On the run, Bangladeshi LGBT community living in fear
As the government of Bangladesh cracks down on media and civil society, many have been killed or harassed. We hear the story of 23-year-old Mahamood Rakibul Hasan who was forced to flee to Nepal.
Senin, 06 Feb 2017 10:55 WIB
It’s been a bad year in Bangladesh for bloggers, activists, and anyone in the LGBT community. The government has cracked down on media and civil society, while editors, bloggers and gay rights activists have been targeted, and in some cases brutally murdered.
It’s a state that led 23-year-old Mahamood Rakibul Hasan to flee to Nepal, where he met with Asia Calling reporter, Rajan Parajuli.
Mahamood Rakibul Hasan, or Rakib for short, has been living inside a small meeting room at the Blue Diamond Society.
It’s a group of activists that support sexual minorities in the capital, Kathmandu.
Rakib showed me where he sleeps, a thin blanket he spread out on the floor each night. It’s winter here and at night temperatures hit close to freezing.
When I first met Rakib, he hadn’t eaten a meal for 3 days. Every few days he cooks a packet of instant noodles because that’s all he can afford.
Rakib first fled from home in 2009, after he came out to his parents.
“My mother said, ‘It’s not natural. It’s just your thinking. So change it.’ She said the day I became normal they would accept me,” recalls Rakib.
“They took me to the psychiatrist but the psychiatrist harassed me, and told me I am a problem for society, and people like me are the root cause of HIV. He gave me different pills but things didn’t change,” Rakib remembered.
At home Rakib’s father refused to eat with him at the same table. And when he prayed in the mosque, his family told him the seat he had used would remain impure for a month.
So Rakib packed up a few belongings, some clothes, a few books, and about $200 dollars. And he took the 12-hour bus to Dhaka.
In the capital Rakib and his friends formed a youth organization called ‘Rubban.’ They published a magazine, wrote blogs, and organized awareness programs, urging people to speak out against discrimination and violence against sexual minorities.
Against horrific acts, such as those he had experienced himself.
“The police caught me when I was coming out of the park one day and they accused me of being a sex worker. They said they would file a case against me. They threatened me and forcefully took me to the public toilet and started touching me everywhere,” revealed Rakib.
“They harassed me. I kicked them and they burned cigarettes on my back. They raped me and threw me on the road. I had no one to support me if they filed the case. So I had no choice but to keep quiet.”
Before he fled, Rakib was writing for a magazine called Muktamona. That was before the magazine’s editor Avijit Roy was killed by Islamic fundamentalists.
Eight other bloggers who wrote about gay and lesbian issues were also killed.
“When Islamic fundamentalists killed Avijit Roy, the founding editor of Muktamona, we were very scared.”
“I also used to write for Muktamona.
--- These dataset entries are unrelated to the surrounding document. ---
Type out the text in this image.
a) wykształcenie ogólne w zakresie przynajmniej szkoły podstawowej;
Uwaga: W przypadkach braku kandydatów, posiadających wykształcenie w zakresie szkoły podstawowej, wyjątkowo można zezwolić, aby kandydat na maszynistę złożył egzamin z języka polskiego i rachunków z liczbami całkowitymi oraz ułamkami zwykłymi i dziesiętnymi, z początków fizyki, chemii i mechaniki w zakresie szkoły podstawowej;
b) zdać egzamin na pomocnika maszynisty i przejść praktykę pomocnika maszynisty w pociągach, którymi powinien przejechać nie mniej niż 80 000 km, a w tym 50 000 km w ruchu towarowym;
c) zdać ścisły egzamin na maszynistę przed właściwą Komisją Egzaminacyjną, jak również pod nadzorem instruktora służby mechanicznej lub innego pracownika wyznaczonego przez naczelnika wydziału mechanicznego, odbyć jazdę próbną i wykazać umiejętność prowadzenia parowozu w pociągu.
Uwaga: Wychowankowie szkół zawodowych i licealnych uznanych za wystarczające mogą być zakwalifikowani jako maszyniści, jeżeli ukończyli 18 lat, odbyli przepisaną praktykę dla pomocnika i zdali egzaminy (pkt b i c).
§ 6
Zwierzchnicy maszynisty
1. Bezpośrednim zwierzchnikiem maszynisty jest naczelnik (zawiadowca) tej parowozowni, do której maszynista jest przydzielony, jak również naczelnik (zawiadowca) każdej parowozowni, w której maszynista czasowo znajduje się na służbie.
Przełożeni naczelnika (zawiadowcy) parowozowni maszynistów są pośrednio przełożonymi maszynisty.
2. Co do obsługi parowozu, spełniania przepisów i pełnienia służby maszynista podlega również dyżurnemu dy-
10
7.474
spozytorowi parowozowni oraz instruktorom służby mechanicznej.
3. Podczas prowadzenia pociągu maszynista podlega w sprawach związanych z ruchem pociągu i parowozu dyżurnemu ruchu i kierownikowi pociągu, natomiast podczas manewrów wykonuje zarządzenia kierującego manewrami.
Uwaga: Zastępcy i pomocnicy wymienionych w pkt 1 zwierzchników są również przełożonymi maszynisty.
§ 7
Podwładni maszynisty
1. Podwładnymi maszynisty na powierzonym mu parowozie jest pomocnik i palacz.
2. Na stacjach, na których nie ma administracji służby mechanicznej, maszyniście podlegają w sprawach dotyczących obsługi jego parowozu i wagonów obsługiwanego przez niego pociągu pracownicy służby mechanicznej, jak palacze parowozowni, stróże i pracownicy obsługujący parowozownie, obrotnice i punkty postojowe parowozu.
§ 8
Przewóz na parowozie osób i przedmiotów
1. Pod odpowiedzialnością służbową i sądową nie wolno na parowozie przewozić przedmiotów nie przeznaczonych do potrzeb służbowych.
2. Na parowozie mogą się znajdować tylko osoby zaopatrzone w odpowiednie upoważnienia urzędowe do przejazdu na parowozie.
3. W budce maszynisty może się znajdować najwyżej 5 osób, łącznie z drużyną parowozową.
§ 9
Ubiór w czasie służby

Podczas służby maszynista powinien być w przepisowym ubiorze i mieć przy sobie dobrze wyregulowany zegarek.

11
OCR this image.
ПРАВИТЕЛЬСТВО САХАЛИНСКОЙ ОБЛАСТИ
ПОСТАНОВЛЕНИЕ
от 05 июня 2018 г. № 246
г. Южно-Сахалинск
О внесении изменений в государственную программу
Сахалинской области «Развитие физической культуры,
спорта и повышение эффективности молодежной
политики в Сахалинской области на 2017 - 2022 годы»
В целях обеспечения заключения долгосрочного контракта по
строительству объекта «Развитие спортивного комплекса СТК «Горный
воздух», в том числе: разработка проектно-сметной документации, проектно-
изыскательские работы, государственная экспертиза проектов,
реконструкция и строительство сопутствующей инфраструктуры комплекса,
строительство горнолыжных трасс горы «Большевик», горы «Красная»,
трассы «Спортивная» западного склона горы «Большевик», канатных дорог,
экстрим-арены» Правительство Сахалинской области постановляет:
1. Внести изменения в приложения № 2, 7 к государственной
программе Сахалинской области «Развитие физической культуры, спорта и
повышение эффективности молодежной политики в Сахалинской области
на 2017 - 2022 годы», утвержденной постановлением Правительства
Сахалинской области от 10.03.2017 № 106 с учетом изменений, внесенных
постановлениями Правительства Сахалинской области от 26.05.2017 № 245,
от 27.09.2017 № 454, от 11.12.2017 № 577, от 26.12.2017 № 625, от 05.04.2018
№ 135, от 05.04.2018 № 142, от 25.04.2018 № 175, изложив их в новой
On the public bus one day some boys were criticizing me. I said, ‘I am an equal citizen of Bangladesh.’ And he said, ‘I know you where you live. You will end up like your blogger friends. I will throw acid in your face.’ That really scared me a lot.”
Fearing for his life, Rakib decided to leave.
He fled to Nepal in April last year, hoping he might be safer here.
Rakib hasn’t seen his family for more than six years now. They don’t even know he is in another country.
Rakib tries to call his mother on Skype every week but she won’t pick up.
“I miss my mother a lot. I don’t know why but I will always love her. My parents brought me into this world. They disowned me but maybe it’s my luck. I always try to call my mother on Skype but she never accepts my call,” he said.
Here in Nepal Rakib has been recognized as a refugee by the office of the United Nations High Commission for Refugees (UNHCR).
But for now he is waiting for a host country to take him in.
The other option, returning home, would mean he would have to lie about his sexuality – something he isn’t prepared to do.
For now, when Rakib misses home, he sings the national anthem, softly to himself.